****KEY POINT!!! This is a MAJOR MAJOR point for Scott's theory. We cannot claim that women's roles or men's roles have traditionally been what they are because of some innate biological function. We MUST break away from a biologically determined notion of what it means to be male (and what the male sex-role is) and what it means to be female (and what the female sex-role is). In fact, even the sex roles themselves are culturally constructed to a certain extent, because they imply that "normal" men have sex with women for the purpose of proceation, etc.
BUT, there are still some problems. She states that this describes what gender is, and has helped to create a new object of study. However, "gender seems no to apply and so continues to be irrelevant to the thinking of historians concerned with issue of politics and power. The effect is to endorse a certain functionalist view ultimately rooted in biology and to perpetuate the idea of separate spheres…in the writing of history. Although gender in this usage asserts that relationships between the sexes are social, it says nothing about why these relationships are constructed as they are, how they work, or how they change."
HUH??? Didn't the definition just suggest the historicity of this category? Why is she critiquing her own statements? What she's getting at is that while these definitions tell us something about what exactly gender MEANS, they don't get to the heart of how to analyse those meanings. Historians needed a way to get at using gender to explain not just a phenomena about the sexes, but how that phenomena was related to historical change. What we need is a reconciliation between history (praxis) and theory (33).
She then says we should take a look at the theories that have been used (some of them problematically, some of them so hidden in the historical work as to not be present at all). There are three theories that she wants to talk about: Patriarchy, Marxism and psychoanalysis (all of these should be familiar)

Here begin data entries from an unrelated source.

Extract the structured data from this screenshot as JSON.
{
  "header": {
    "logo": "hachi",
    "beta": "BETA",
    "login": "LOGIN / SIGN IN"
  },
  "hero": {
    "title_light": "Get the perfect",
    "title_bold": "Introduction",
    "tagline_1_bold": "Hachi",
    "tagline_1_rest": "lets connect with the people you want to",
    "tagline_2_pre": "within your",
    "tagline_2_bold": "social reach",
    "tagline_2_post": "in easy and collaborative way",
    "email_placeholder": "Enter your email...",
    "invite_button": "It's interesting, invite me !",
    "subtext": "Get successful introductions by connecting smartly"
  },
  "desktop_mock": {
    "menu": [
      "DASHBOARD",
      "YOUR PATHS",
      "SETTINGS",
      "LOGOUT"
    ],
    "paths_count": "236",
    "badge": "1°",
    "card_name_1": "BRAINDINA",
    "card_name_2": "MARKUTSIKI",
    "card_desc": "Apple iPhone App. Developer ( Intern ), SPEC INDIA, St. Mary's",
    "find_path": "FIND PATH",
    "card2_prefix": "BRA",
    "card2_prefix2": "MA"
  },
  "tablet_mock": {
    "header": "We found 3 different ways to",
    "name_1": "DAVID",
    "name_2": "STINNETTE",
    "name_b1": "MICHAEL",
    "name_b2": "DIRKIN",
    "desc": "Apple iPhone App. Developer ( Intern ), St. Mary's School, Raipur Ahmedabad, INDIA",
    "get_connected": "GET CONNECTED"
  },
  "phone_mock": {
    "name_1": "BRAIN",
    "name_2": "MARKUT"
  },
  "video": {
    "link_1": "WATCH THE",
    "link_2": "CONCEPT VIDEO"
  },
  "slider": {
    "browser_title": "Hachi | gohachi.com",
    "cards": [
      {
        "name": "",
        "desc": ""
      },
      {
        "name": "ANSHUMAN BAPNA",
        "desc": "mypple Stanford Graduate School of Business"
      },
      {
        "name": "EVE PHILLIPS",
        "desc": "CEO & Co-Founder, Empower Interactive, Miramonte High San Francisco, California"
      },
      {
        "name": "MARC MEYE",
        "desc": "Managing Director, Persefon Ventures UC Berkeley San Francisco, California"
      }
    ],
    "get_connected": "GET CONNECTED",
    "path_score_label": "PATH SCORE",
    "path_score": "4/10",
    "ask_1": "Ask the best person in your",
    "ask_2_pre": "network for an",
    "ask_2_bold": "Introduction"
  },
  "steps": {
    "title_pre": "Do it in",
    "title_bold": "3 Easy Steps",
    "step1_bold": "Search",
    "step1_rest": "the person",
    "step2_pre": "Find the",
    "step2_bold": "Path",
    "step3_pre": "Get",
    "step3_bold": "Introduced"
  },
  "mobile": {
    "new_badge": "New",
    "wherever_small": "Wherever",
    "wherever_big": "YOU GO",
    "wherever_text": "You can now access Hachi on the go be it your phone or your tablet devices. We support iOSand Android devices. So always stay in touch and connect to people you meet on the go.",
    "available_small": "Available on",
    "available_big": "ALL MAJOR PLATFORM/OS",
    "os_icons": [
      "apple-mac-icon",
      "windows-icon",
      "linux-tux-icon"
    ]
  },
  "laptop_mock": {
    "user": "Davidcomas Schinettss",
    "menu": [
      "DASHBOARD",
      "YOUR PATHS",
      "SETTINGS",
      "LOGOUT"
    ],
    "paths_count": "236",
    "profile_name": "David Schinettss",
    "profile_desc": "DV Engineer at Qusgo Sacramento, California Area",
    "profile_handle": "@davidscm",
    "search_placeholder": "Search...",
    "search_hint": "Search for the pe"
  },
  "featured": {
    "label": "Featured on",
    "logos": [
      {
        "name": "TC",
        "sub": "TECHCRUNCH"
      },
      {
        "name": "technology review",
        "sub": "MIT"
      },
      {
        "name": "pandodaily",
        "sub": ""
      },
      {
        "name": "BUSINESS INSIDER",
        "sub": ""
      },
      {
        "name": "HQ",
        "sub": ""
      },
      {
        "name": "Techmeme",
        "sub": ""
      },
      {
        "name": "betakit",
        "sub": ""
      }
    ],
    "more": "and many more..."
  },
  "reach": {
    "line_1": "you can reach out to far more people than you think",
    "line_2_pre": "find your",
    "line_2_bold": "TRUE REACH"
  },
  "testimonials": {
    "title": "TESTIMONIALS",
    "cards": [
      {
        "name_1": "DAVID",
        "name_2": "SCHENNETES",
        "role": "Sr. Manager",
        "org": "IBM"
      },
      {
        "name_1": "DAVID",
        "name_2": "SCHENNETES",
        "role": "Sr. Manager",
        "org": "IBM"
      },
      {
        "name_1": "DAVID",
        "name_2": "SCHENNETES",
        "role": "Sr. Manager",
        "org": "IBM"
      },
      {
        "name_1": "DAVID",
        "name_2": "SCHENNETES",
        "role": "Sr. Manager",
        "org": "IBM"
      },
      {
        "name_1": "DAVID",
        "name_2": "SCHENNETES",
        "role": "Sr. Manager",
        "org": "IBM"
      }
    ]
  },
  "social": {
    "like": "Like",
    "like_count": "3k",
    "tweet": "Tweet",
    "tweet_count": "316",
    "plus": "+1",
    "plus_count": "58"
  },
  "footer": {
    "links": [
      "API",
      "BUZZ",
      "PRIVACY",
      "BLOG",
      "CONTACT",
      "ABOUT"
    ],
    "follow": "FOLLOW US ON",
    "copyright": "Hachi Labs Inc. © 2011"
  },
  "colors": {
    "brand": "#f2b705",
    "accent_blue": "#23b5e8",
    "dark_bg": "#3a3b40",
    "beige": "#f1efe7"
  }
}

1. Patriarchy—the study of the historical subjection of women by men. For some feminists (p. 33), the key was linked to women's biological sex role. Subordination was based on linking women to having babies. For others, sexuality (we should totally know this term!) was the answer. Throughout history, women have been objectified—even in the very description of the heterosexual sex act—women are subordinate to men by a very MATERIAL thing, sex. According to Catherine MacKinnon as filtered by Joan Scott, "although sexual relations are defined…as social, there is nothing except the inherent inequality of the sexual relation itself to explain why the system of power operates as it does." Basically, everything is chalked up to inequality between the sexes—a material, and biologically determined, analysis
2. Marxism—while Scott says that Marxist feminists are more historical (hence her critique of the former), she still opines that they are wedded to a material understanding of the relations between the sexes. Despite the claim by theorists to deny a biological determinism (and other problems), "the search nonetheless for a materialist explanation that excludes natural physical differences" was proving hard to come by (35). There were some critiques within Marxism, but for Scott, the problem was just that…remaining within Marxism's fold. She states that "[Joan Kelly's] commitment to remain within a Marxist framework led her to emphasize the causal role of economic factors even in the determination of the gender system."